HOW TO CHOOSE THE APPROPRIATE TYPES OF 3D PRINTING?
Each method has its own advantages and drawbacks. The main considerations in choosing a 3D printer are the speed, the precision, the quality, the cost, the choice of the materials and the color possibilities. The VAT and Polyjet processes are mainly used for high-precision and high-quality parts, like jewelry molds. Binder jetting and Power-Bed fusion are versatile enough to use a variety of materials.
At Tripodmaker, we are using Fused Deposition Modeling (FDM) or Fused Filament Fabrication (FFF) 3D Printers. The material extrusion process is the prominent technique used in desktop 3D printing for three main reasons:
- First of all because it’s clean and office friendly.
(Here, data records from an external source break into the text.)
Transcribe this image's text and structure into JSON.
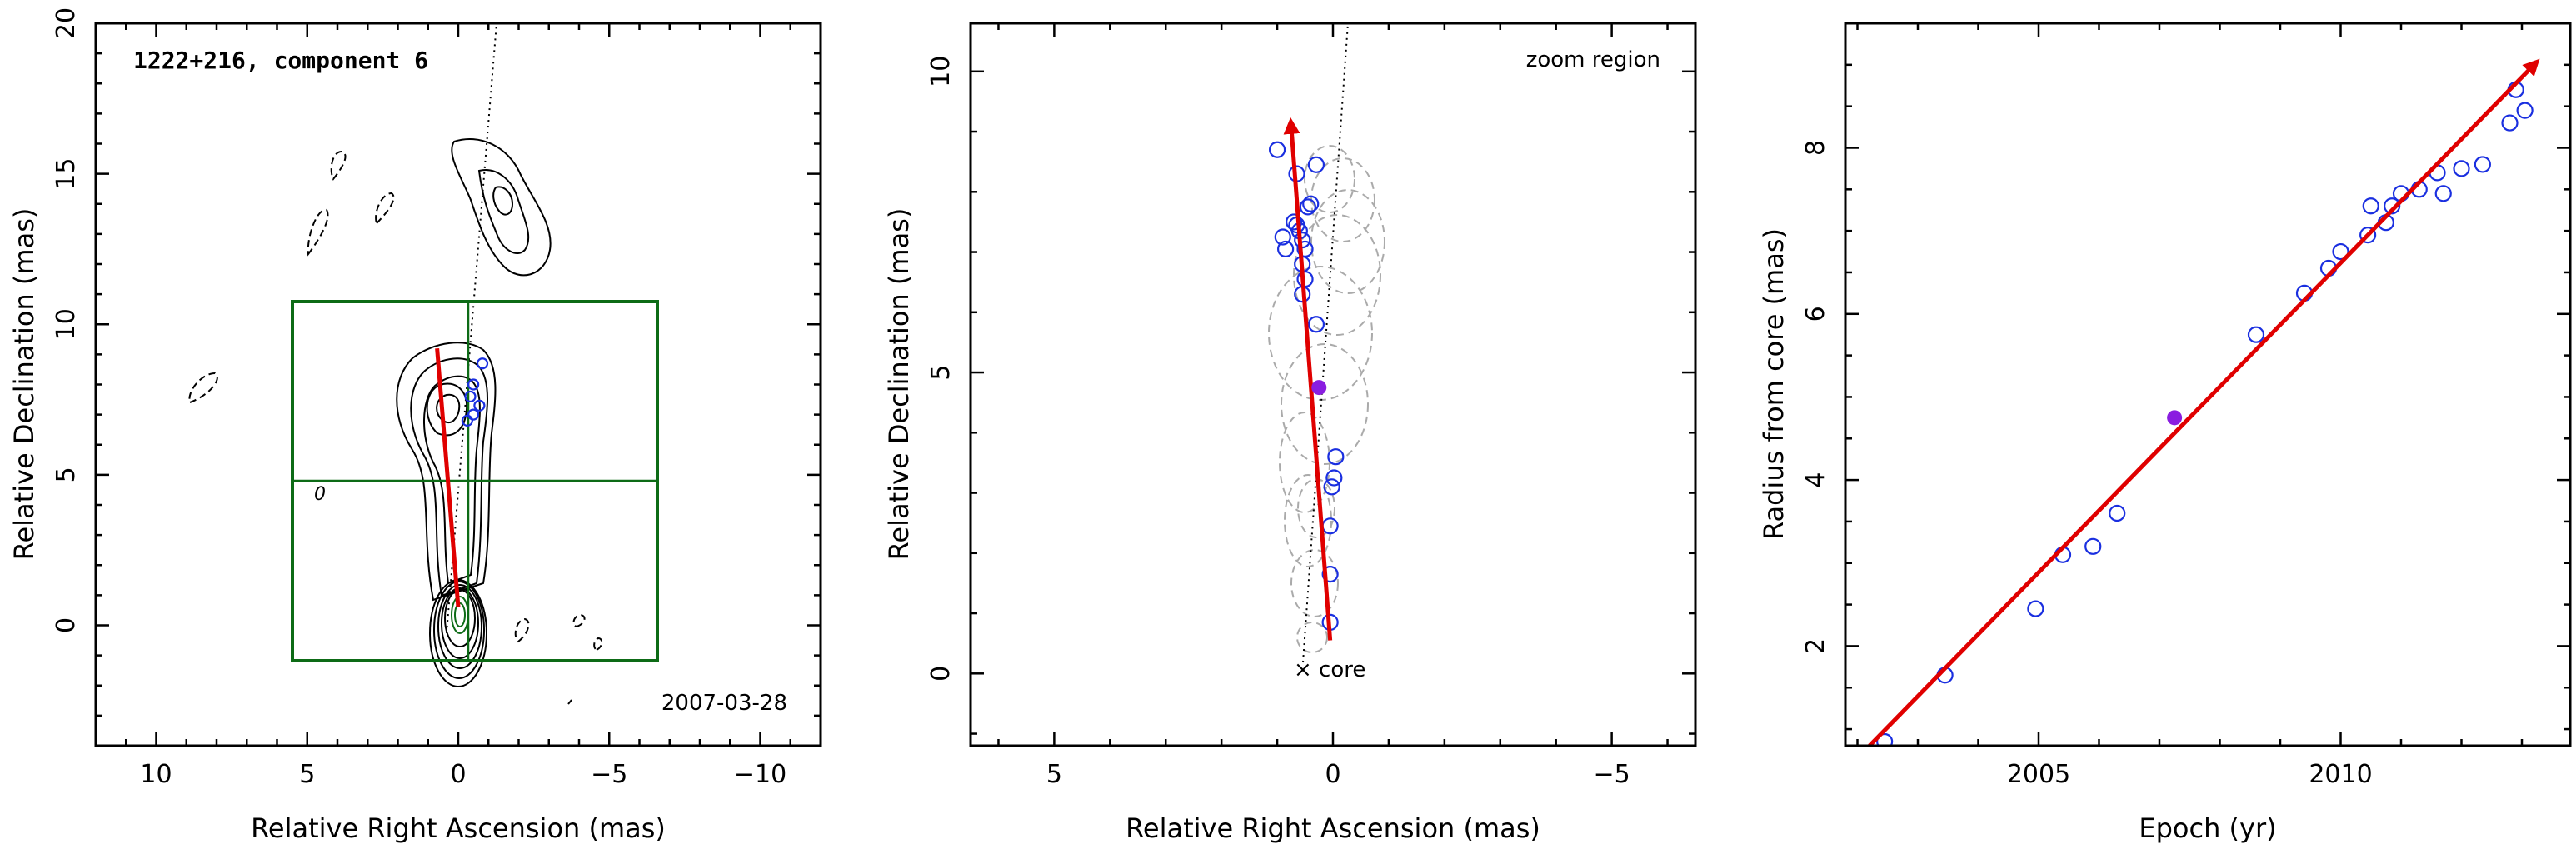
{
  "panel1": {
    "title": "1222+216, component 6",
    "date": "2007-03-28",
    "contour_label": "0",
    "xlabel": "Relative Right Ascension (mas)",
    "ylabel": "Relative Declination (mas)"
  },
  "panel2": {
    "zoom_label": "zoom region",
    "core_label": "× core",
    "xlabel": "Relative Right Ascension (mas)",
    "ylabel": "Relative Declination (mas)"
  },
  "panel3": {
    "xlabel": "Epoch (yr)",
    "ylabel": "Radius from core (mas)"
  },
  "colors": {
    "points": "#1a2fe0",
    "highlight": "#8a1de0",
    "fit": "#e00000",
    "zoom_box": "#0d6b16",
    "beams": "#aaaaaa"
  },
  "chart_data": [
    {
      "type": "scatter",
      "title": "1222+216, component 6",
      "annotation": "2007-03-28",
      "xlabel": "Relative Right Ascension (mas)",
      "ylabel": "Relative Declination (mas)",
      "xlim": [
        12,
        -12
      ],
      "ylim": [
        -4,
        20
      ],
      "xticks": [
        10,
        5,
        0,
        -5,
        -10
      ],
      "yticks": [
        0,
        5,
        10,
        15,
        20
      ],
      "zoom_region": {
        "x": [
          5.5,
          -6.5
        ],
        "y": [
          -1.2,
          10.8
        ],
        "crosshair": [
          0.3,
          4.8
        ]
      },
      "trend": {
        "x": [
          0.0,
          0.7
        ],
        "y": [
          0.6,
          9.2
        ]
      },
      "points": [
        {
          "x": -0.5,
          "y": 8.0
        },
        {
          "x": -0.4,
          "y": 7.6
        },
        {
          "x": -0.7,
          "y": 7.3
        },
        {
          "x": -0.5,
          "y": 7.0
        },
        {
          "x": -0.8,
          "y": 8.7
        },
        {
          "x": -0.3,
          "y": 6.8
        }
      ]
    },
    {
      "type": "scatter",
      "title": "",
      "annotation": "zoom region",
      "xlabel": "Relative Right Ascension (mas)",
      "ylabel": "Relative Declination (mas)",
      "xlim": [
        6.5,
        -6.5
      ],
      "ylim": [
        -1.2,
        10.8
      ],
      "xticks": [
        5,
        0,
        -5
      ],
      "yticks": [
        0,
        5,
        10
      ],
      "trend": {
        "x": [
          0.05,
          0.75
        ],
        "y": [
          0.55,
          9.1
        ]
      },
      "highlight": {
        "x": 0.25,
        "y": 4.75
      },
      "points": [
        {
          "x": 0.05,
          "y": 0.85
        },
        {
          "x": 0.05,
          "y": 1.65
        },
        {
          "x": 0.05,
          "y": 2.45
        },
        {
          "x": 0.02,
          "y": 3.1
        },
        {
          "x": -0.02,
          "y": 3.25
        },
        {
          "x": -0.05,
          "y": 3.6
        },
        {
          "x": 0.3,
          "y": 5.8
        },
        {
          "x": 0.55,
          "y": 6.3
        },
        {
          "x": 0.5,
          "y": 6.55
        },
        {
          "x": 0.55,
          "y": 6.8
        },
        {
          "x": 0.5,
          "y": 7.05
        },
        {
          "x": 0.55,
          "y": 7.2
        },
        {
          "x": 0.6,
          "y": 7.35
        },
        {
          "x": 0.65,
          "y": 7.45
        },
        {
          "x": 0.7,
          "y": 7.5
        },
        {
          "x": 0.45,
          "y": 7.75
        },
        {
          "x": 0.4,
          "y": 7.8
        },
        {
          "x": 0.65,
          "y": 8.3
        },
        {
          "x": 0.3,
          "y": 8.45
        },
        {
          "x": 1.0,
          "y": 8.7
        },
        {
          "x": 0.85,
          "y": 7.05
        },
        {
          "x": 0.9,
          "y": 7.25
        }
      ]
    },
    {
      "type": "scatter",
      "title": "",
      "xlabel": "Epoch (yr)",
      "ylabel": "Radius from core (mas)",
      "xlim": [
        2001.8,
        2013.8
      ],
      "ylim": [
        0.8,
        9.5
      ],
      "xticks": [
        2005,
        2010
      ],
      "yticks": [
        2,
        4,
        6,
        8
      ],
      "trend": {
        "x": [
          2002.2,
          2013.2
        ],
        "y": [
          0.8,
          9.0
        ]
      },
      "highlight": {
        "x": 2007.25,
        "y": 4.75
      },
      "points": [
        {
          "x": 2002.45,
          "y": 0.85
        },
        {
          "x": 2003.45,
          "y": 1.65
        },
        {
          "x": 2004.95,
          "y": 2.45
        },
        {
          "x": 2005.4,
          "y": 3.1
        },
        {
          "x": 2005.9,
          "y": 3.2
        },
        {
          "x": 2006.3,
          "y": 3.6
        },
        {
          "x": 2008.6,
          "y": 5.75
        },
        {
          "x": 2009.4,
          "y": 6.25
        },
        {
          "x": 2009.8,
          "y": 6.55
        },
        {
          "x": 2010.0,
          "y": 6.75
        },
        {
          "x": 2010.45,
          "y": 6.95
        },
        {
          "x": 2010.5,
          "y": 7.3
        },
        {
          "x": 2010.75,
          "y": 7.1
        },
        {
          "x": 2010.85,
          "y": 7.3
        },
        {
          "x": 2011.0,
          "y": 7.45
        },
        {
          "x": 2011.3,
          "y": 7.5
        },
        {
          "x": 2011.6,
          "y": 7.7
        },
        {
          "x": 2011.7,
          "y": 7.45
        },
        {
          "x": 2012.0,
          "y": 7.75
        },
        {
          "x": 2012.35,
          "y": 7.8
        },
        {
          "x": 2012.8,
          "y": 8.3
        },
        {
          "x": 2012.9,
          "y": 8.7
        },
        {
          "x": 2013.05,
          "y": 8.45
        }
      ]
    }
  ]
}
There is no dust, no glue, no sticky liquid resins.
- Secondly, it has a low energy consumption as no high-powered laser or compressed air is required.
- Last, but not least, it is easy to maintain.
Our products have a full automatic calibration and they are incredibly fast due to our delta robot set-up as well as their limited weight. They come along with a Prisma Software and a heated bed that allows your print to stick better. The Tripodmaker has a rigid high quality designed structure. The resulting accuracy is a combination of hardware, software and extrusion. Getting started with 3D printing? Check out our professional TripodMaker Delta Printer.
3D printing may have a profound impact on the world as big as the industrialisation. It is not easy to foresee its long-term impact, but the technology is coming and is likely to disrupt every field it touches. There are many applications for AM technologies including architecture, construction, industrial design, automotive, aerospace, engineering, dental and medical industries, biotech, fashion, footwear, jewelry, eyewear, education, research, food and many other fields that we will discuss on a different blog post. We hope you found this useful!